Mais très souvent, cela a conduit les ingrédients à se séparer ensuite lorsqu’ils étaient soumis aux vibrations du transport à bord des chariots ou à devenir trop compactés, ce qui a conduit à une combustion inégale réduisant le potentiel explosif.
À la fin du 14e et au début du 15e siècle, les fabricants de poudre à canon ont appris que le mélange des ingrédients avec du liquide les liait mieux et avait l’avantage d’être plus sûr car il y avait moins de poussière de poudre flottant à une époque où beaucoup de flammes nues.
Ainsi, du vinaigre, des spiritueux distillés, du vin et, encore une fois, « l’urine d’un buveur de vin » (les médiévaux utilisaient vraiment l’urine à de nombreuses utilisations) ont été utilisés pour créer une pâte qui pouvait ensuite être séchée, brisée puis tamisée en différents grains de poudre dont le plus gros était de la taille d’un épi de maïs (blé), d’où le nom de « poudre cornée ».
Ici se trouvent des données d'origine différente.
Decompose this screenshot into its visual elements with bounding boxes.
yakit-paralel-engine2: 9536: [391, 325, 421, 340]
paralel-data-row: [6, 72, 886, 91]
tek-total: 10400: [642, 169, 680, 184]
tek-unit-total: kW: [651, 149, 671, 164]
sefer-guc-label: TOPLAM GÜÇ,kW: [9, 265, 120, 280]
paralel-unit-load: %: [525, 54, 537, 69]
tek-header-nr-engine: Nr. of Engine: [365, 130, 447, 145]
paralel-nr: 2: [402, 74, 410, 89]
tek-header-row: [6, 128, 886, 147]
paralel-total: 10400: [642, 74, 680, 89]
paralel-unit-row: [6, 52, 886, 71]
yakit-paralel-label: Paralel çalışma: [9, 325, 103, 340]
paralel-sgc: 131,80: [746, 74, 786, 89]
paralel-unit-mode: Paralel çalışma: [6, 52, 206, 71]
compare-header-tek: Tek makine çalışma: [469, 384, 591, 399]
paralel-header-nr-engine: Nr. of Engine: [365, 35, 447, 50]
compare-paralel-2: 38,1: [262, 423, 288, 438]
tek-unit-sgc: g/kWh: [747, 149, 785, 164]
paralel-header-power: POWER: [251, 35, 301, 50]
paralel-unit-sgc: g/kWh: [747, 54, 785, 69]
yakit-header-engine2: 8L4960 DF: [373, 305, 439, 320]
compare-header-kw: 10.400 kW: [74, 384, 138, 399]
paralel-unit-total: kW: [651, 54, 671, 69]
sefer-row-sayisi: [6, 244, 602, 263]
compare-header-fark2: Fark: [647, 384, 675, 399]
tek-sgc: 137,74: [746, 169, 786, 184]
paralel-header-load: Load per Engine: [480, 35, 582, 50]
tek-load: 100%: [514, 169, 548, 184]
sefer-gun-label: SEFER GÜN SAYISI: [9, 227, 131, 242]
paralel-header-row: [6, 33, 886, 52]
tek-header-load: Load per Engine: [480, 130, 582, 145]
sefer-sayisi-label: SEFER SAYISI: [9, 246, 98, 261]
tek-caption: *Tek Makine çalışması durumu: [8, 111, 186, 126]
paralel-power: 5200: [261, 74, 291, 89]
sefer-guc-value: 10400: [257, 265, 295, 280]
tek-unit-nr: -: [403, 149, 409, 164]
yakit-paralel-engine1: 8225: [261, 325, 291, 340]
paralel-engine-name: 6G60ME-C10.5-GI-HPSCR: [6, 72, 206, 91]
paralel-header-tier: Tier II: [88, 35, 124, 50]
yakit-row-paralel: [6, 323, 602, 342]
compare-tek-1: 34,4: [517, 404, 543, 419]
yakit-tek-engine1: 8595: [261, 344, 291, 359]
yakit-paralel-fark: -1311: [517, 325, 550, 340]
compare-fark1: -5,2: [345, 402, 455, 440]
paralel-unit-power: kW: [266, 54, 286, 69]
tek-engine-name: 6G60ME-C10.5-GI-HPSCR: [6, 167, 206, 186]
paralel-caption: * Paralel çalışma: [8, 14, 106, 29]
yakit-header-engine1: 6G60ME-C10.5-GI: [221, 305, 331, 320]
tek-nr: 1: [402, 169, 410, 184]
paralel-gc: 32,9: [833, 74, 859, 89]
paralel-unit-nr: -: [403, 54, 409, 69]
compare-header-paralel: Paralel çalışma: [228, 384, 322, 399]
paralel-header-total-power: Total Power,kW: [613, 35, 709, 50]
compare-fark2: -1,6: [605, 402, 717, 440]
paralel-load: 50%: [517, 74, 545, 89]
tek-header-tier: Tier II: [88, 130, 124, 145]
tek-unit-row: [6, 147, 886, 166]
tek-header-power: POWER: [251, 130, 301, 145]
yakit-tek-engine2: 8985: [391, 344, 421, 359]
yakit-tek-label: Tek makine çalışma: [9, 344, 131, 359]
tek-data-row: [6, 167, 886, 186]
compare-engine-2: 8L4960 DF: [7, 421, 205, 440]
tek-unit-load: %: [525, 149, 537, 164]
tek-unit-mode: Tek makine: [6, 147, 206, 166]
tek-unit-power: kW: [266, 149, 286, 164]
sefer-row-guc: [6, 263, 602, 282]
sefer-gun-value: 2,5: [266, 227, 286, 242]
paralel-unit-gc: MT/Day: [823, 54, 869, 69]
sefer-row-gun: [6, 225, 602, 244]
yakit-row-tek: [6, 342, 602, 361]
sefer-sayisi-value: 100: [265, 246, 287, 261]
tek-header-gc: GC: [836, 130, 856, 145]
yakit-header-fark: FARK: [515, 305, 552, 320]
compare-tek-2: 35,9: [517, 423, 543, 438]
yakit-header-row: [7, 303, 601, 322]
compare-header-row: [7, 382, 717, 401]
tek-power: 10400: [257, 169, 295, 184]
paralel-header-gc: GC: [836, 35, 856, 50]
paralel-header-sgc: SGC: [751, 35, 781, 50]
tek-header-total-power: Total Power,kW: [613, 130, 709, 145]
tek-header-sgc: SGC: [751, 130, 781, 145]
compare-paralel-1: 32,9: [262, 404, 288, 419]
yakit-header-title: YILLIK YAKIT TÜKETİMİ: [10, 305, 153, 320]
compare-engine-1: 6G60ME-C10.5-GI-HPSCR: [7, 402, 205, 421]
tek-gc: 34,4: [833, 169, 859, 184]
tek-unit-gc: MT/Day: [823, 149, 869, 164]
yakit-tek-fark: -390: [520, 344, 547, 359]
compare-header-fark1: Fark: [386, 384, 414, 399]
On peut certainement imaginer des fabricants de poudre médiévaux faisant valoir à leur employeur que des rations de vin supplémentaires étaient nécessaires pour fabriquer de la poudre à canon de pointe et que tout défaut pouvait s’expliquer par la qualité des rations qu’ils recevaient.
La boisson semble donc avoir joué un rôle dans la création de la poudre à canon, mais il existe un autre lien entre l’alcool et la poudre à canon qui mérite d’être rappelé et qui est à l’origine des esprits « à l’épreuve de la poudre à canon ».
Le terme remonte au 16ème siècle, lorsque les spiritueux distillés devenaient populaires comme boisson plutôt que comme l’apanage exclusif des médecins et des alchimistes pour les utiliser dans leurs concoctions et autres.
Comme toujours, le gouvernement s’est rapidement mis à taxer les spiritueux avec un taux dépendant de leur force. Pour tester le taux d’alcool, on dit qu’une pastille de poudre à canon (sans doute un « maïs » plus gros) serait trempée dans l’esprit et allumée.
Si la poudre à canon s’enflammait encore, cela signifiait que l’esprit était « trop résistant » (57% ou plus aujourd’hui) et donc dans la tranche d’imposition la plus élevée.
Cette méthode a été abandonnée en Grande-Bretagne en 1816 au profit du test de gravité spécifique et le terme « preuve », bien que toujours utilisé aux États-Unis, a été remplacé par l’ABV comme mesure standard de la teneur en alcool en 1980.
Mais – peut-être – c’est une histoire pour une autre fois.